Sometimes, it’s fairly easy to work out where the camera should be. In an arcade racing game, the obvious target is the player’s car; and the player will want to see where they are driving. So, you need to position the camera somewhere behind and above the car, looking somewhere in front of it. Of course, you’ll want the camera to follow the car as it turns, and if the player reverses into a wall you need to make sure the camera doesn’t go on the other side of the wall, but still, this is pretty straightforward. (An example from a non-racing game might include the early Tomb Raiders, and I think the Gears of War over-the-shoulder camera probably belongs here as well).
Example: Project Gotham Racing 4.
Another example of this category is to be found in the RTS genre. Here, the camera looks at the units or terrain the player is interested in, but the player can control where it looks at them from. Assuming you position the camera high enough not to bump into buildings and trees, again, this is quite straightforward – store the look-at point and move it around the battlefield, then let the player control the angle they want to view it from, and position the camera a fixed distance in that direction.
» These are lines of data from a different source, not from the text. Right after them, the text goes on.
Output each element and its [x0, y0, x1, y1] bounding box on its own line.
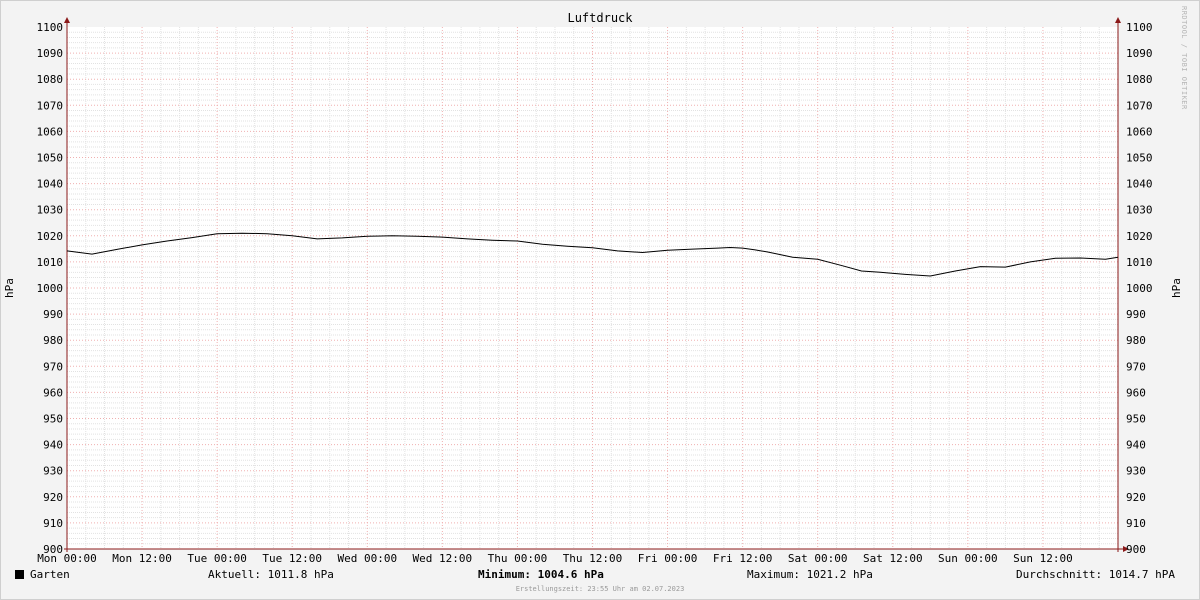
x-tick-label: Thu 12:00: [563, 552, 623, 565]
y-tick-label-left: 1020: [37, 230, 64, 243]
y-tick-label-right: 1040: [1126, 178, 1153, 191]
watermark: RRDTOOL / TOBI OETIKER: [1180, 6, 1188, 110]
y-tick-label-left: 950: [43, 413, 63, 426]
y-tick-label-left: 1010: [37, 256, 64, 269]
y-tick-label-right: 1010: [1126, 256, 1153, 269]
y-tick-label-right: 940: [1126, 439, 1146, 452]
y-tick-label-left: 940: [43, 439, 63, 452]
y-tick-label-right: 1020: [1126, 230, 1153, 243]
x-tick-label: Mon 00:00: [37, 552, 97, 565]
x-tick-label: Tue 12:00: [262, 552, 322, 565]
x-tick-label: Fri 12:00: [713, 552, 773, 565]
y-tick-label-left: 1080: [37, 73, 64, 86]
x-tick-label: Fri 00:00: [638, 552, 698, 565]
y-axis-label-left: hPa: [3, 278, 16, 298]
y-tick-label-left: 970: [43, 360, 63, 373]
y-axis-label-right: hPa: [1170, 278, 1183, 298]
y-tick-label-left: 1070: [37, 99, 64, 112]
y-tick-label-right: 960: [1126, 386, 1146, 399]
x-tick-label: Tue 00:00: [187, 552, 247, 565]
y-tick-label-right: 1090: [1126, 47, 1153, 60]
x-tick-label: Thu 00:00: [488, 552, 548, 565]
y-tick-label-right: 910: [1126, 517, 1146, 530]
y-tick-label-left: 1090: [37, 47, 64, 60]
y-tick-label-right: 970: [1126, 360, 1146, 373]
stat-current: Aktuell: 1011.8 hPa: [208, 568, 334, 581]
pressure-chart: 1100109010801070106010501040103010201010…: [3, 17, 1183, 565]
stat-average: Durchschnitt: 1014.7 hPA: [1016, 568, 1175, 581]
x-tick-label: Sun 00:00: [938, 552, 998, 565]
y-tick-label-right: 900: [1126, 543, 1146, 556]
y-tick-label-left: 980: [43, 334, 63, 347]
x-tick-label: Wed 00:00: [337, 552, 397, 565]
y-tick-label-right: 950: [1126, 413, 1146, 426]
x-tick-label: Wed 12:00: [413, 552, 473, 565]
y-tick-label-right: 1000: [1126, 282, 1153, 295]
y-tick-label-left: 910: [43, 517, 63, 530]
y-tick-label-left: 920: [43, 491, 63, 504]
footer-timestamp: Erstellungszeit: 23:55 Uhr am 02.07.2023: [515, 585, 685, 593]
y-tick-label-right: 1070: [1126, 99, 1153, 112]
chart-title: Luftdruck: [567, 11, 633, 25]
y-tick-label-left: 1050: [37, 152, 64, 165]
x-tick-label: Mon 12:00: [112, 552, 172, 565]
y-tick-label-right: 990: [1126, 308, 1146, 321]
y-tick-label-right: 1080: [1126, 73, 1153, 86]
y-tick-label-left: 960: [43, 386, 63, 399]
y-tick-label-right: 920: [1126, 491, 1146, 504]
legend-label: Garten: [30, 568, 70, 581]
y-tick-label-right: 1060: [1126, 125, 1153, 138]
x-tick-label: Sat 12:00: [863, 552, 923, 565]
y-tick-label-left: 930: [43, 465, 63, 478]
x-tick-label: Sun 12:00: [1013, 552, 1073, 565]
y-tick-label-right: 1050: [1126, 152, 1153, 165]
y-tick-label-left: 990: [43, 308, 63, 321]
y-tick-labels-right: 1100109010801070106010501040103010201010…: [1126, 21, 1153, 556]
y-tick-label-right: 1030: [1126, 204, 1153, 217]
x-tick-label: Sat 00:00: [788, 552, 848, 565]
stat-maximum: Maximum: 1021.2 hPa: [747, 568, 873, 581]
y-tick-label-left: 1030: [37, 204, 64, 217]
legend-swatch: [15, 570, 24, 579]
y-tick-label-right: 980: [1126, 334, 1146, 347]
y-tick-label-left: 1000: [37, 282, 64, 295]
y-tick-label-left: 1040: [37, 178, 64, 191]
y-tick-label-left: 1060: [37, 125, 64, 138]
y-tick-labels-left: 1100109010801070106010501040103010201010…: [37, 21, 64, 556]
y-tick-label-right: 930: [1126, 465, 1146, 478]
x-tick-labels: Mon 00:00 Mon 12:00 Tue 00:00 Tue 12:00 Wed …: [37, 552, 1073, 565]
stat-minimum: Minimum: 1004.6 hPa: [478, 568, 604, 581]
Example: Age of Empires 3.
So finally we come to the most interesting cameras of all, and the ones I will be concentrating on in this mini-series: the third-person camera. In games of this kind, the camera and the player are controlled independently. The camera must move around the game world, giving a good view of the player character, while moving around and among the terrain the player moves around and among. There are some very difficult (and hence interesting) problems to overcome – how do you stop the camera going through walls? How do you ensure there is always a good view of the player? To what extent should you let the player control the camera position – and even more importantly, to what extent should you require them to? Games with cameras like this include platformers, like Mario or Banjo Kazooie; parkour-style action games like Prince of Persia; and adventures or RPGs like Fable, or, of course, Kameo.
Check out this screenshot of Kameo in action. She’s standing among the tall grass now, cheekily glancing back at the camera – but she could move in any direction and the camera would have to follow her. She could go for a swim, run around the tree, move right up to the edge of the cliff, go into the house; climb to the very top of the castle and jump off it. No matter what she does, the camera has to follow her, and show her doing it in a way the player can understand and react to. That’s not easy! But it is absolutely fascinating. I hope this series will demonstrate that, and you’ll find it entertaining and useful.